Karachi, January 16, 2018 (PPI-OT): Crude Oil

Technical

The WTI Crude Oil markets have pulled back just a bit, testing the 24-hour exponential moving average. However, we rallied from there and trying to reach towards the $65 level. If we can finally break above there, the market should continue to go much higher, but in the meantime, I think that short-term pullbacks are buying opportunities we can take advantage of. Russia has discussed leaving the production cuts agreement, but I think at this point this is probably more a deal where the US dollar falling is lifting the crude oil markets, as well as growing global economies. Brent markets initially tried to rally during the trading session on Monday, but then found the $70 level to be a bit too much. We pulled back a bit, reaching towards the $69.50 level, and the 24 hour exponential moving average. We rallied from there to reach towards the $70 handle again.

Highlights

Hedge funds increase their bullish bets to the highest in more than a decade

Oil prices extending a two-year rebound as the OPEC and its allies trim production to drain a global glut

WTI for February delivery was at $64.43 a barrel on the New York Mercantile Exchange, up 13 cents

There was no settlement yesterday because of the Martin Luther King Jr. holiday

Futures closed at $64.30 on Friday, the highest level since December 2014

Fundamentals

Crude oil dipped today but remained near $64.50 a barrel, a level not seen since 2014’s dramatic market slump. Prices have been driven up by oil production curbs in OPEC nations and Russia, as well as strong demand thanks to healthy economic growth.

U.S West Texas Intermediate (WTI) crude futures were at $64.18 a barrel, down 12 cents, or 0.19 percent. WTI hit a December 2014 peak of $64.89 a barrel in early trading.

The market is hitting technical resistance. We need to see a confirmation of a true break past $70 a barrel.
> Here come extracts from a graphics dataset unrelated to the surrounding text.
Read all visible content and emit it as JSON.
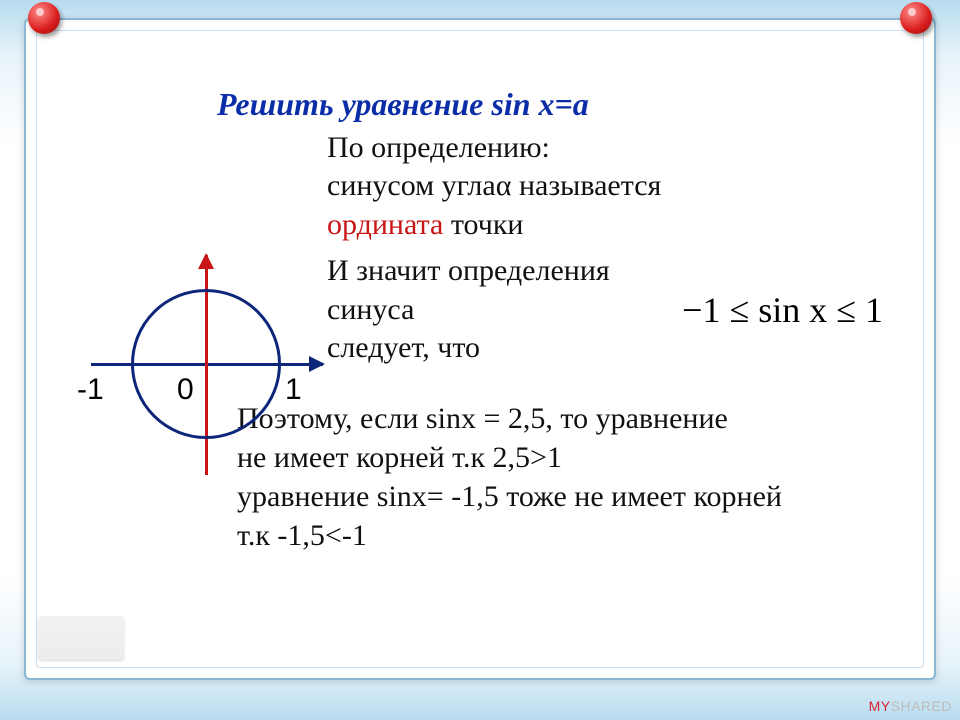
{
  "title": "Решить уравнение  sin x=а",
  "definition": {
    "line1": "По определению:",
    "line2_pre": "синусом угла",
    "line2_alpha": "α",
    "line2_post": " называется",
    "ordinate": "ордината",
    "line3_post": "  точки"
  },
  "follows": {
    "line1": "И значит определения синуса",
    "line2": "следует, что"
  },
  "formula": "−1 ≤ sin x ≤ 1",
  "conclusion": {
    "l1": "Поэтому, если  sinx = 2,5, то уравнение",
    "l2": "не имеет корней  т.к  2,5>1",
    "l3": "уравнение sinx= -1,5 тоже не имеет корней",
    "l4": "т.к  -1,5<-1"
  },
  "diagram": {
    "type": "unit-circle",
    "circle_color": "#0d267a",
    "axis_x_color": "#0d267a",
    "axis_y_color": "#c81616",
    "labels": {
      "minus1": "-1",
      "zero": "0",
      "one": "1"
    },
    "label_fontsize": 30,
    "circle_border_width": 3,
    "axis_width": 3
  },
  "colors": {
    "title": "#0b2ea8",
    "ordinate": "#c81616",
    "text": "#111111",
    "frame_border": "#8ab8d4",
    "background_gradient": [
      "#b8dcef",
      "#ffffff",
      "#b8dcef"
    ]
  },
  "watermark": {
    "left": "MY",
    "right": "SHARED"
  },
  "fontsize": {
    "title": 32,
    "body": 30,
    "formula": 36
  }
}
There is lots of speculative length in WTI at the moment, the force is from the U.S. market right now so we need the direction they give coming back from holiday.

Trading was thin yesterday due to a holiday in the United States. Oil has been pushed higher by an effort led by the Organization of the Petroleum Exporting Countries and Russia to withhold production since January last year. The cuts are set to last through 2018.
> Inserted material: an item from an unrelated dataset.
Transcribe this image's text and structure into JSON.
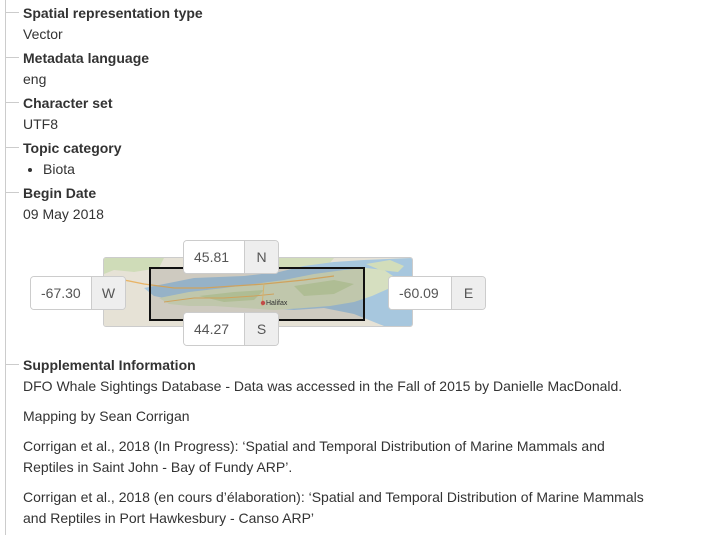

The restraint has coincided with healthy oil demand, pushing up crude by almost 15 percent since early December. This rally has been driven first by robust fundamentals, with strong demand growth and high OPEC compliance accelerating.

A major factor holding back crude prices in 2017, the surge in U.S. production, has stalled at least temporarily as icy winter weather in North America has shut some facilities.

Instead of hitting 10 million barrels per day this month, as widely expected, U.S. production fell from 9.8 million bpd in December to 9.5 million bpd currently. However, most analysts still expect U.S. production to break through 10 million bpd soon.